The winning threshhold

Technically, state 0 is the winner here, but Mesquite does not consider there to be a clear cut choice in this case. If Mesquite did consider there to be a clear winner, it would adorn that state with an asterisk to indicate that it is a significantly better choice of ancestral state. Mesquite uses a cutoff to determine whether one state is significantly more likely than another state.

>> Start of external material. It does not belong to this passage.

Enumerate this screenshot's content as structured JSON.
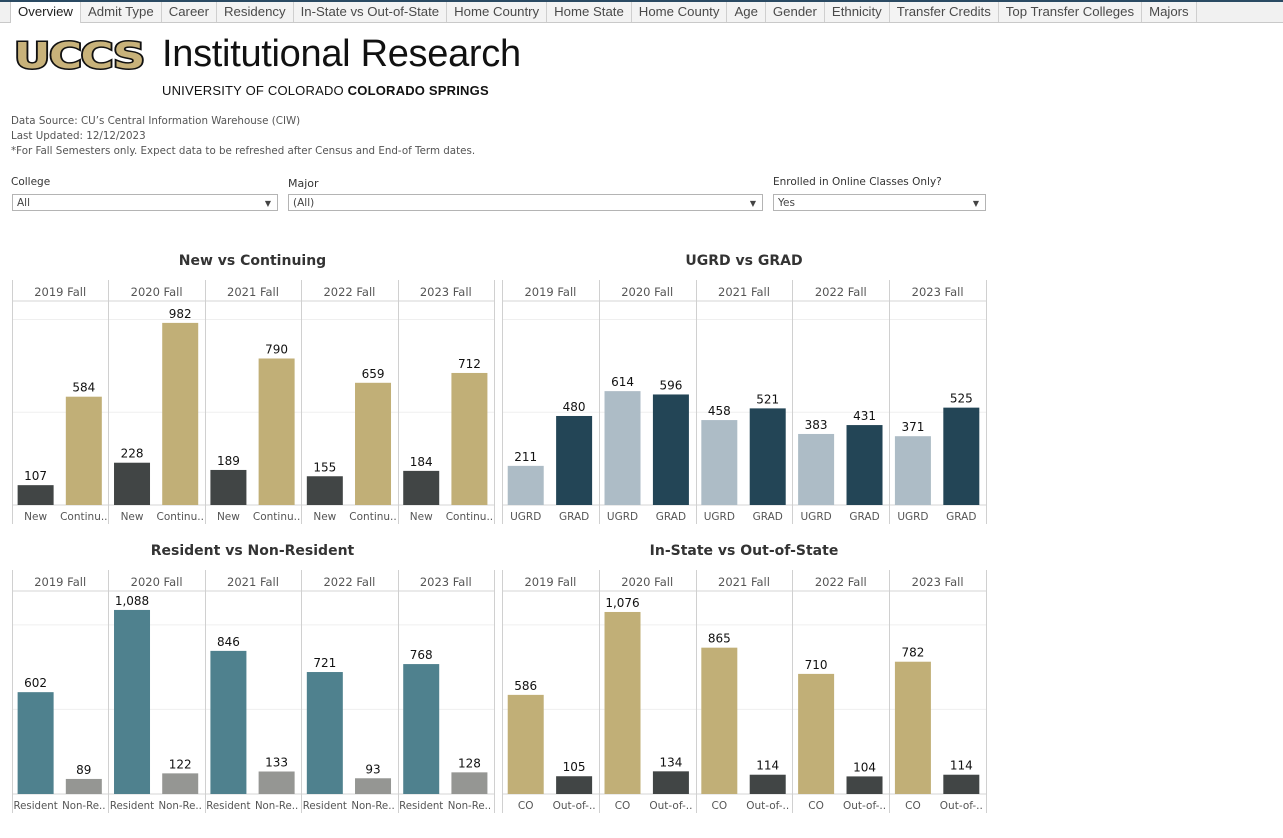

The cutoff is applied to the log-likelihood rather than the likelihood. Switch to showing the (negative) log-likelihoods by choosing Trace > Report Likelihoods As > Negative Log Likelihoods. Now state 0 is seen to have a log-likelihood equal to -3.54934 and state 1 has a log-likelihood equal to -4.58274. The difference between these is 1.0334, which is less than the cutoff (2.0) assumed by Mesquite. You can change the cutoff using Trace > Likelihood Decision Threshhold...

Estimating ancestral states using parsimony

You can see what parsimony would say in this case by choosing Analysis > Trace Character History > Stored Characters > Parsimony Ancestral States > Current Parsimony Models. This will create a new Trace Character pane, which will probably be created right on top of your existing one. Use your mouse to move it off the likelihood Trace Character pane, so you can see the two side by side. Note that, unlike likelihood, parsimony has no qualms about choosing 0 as the ancestral state of the basal node for character 1.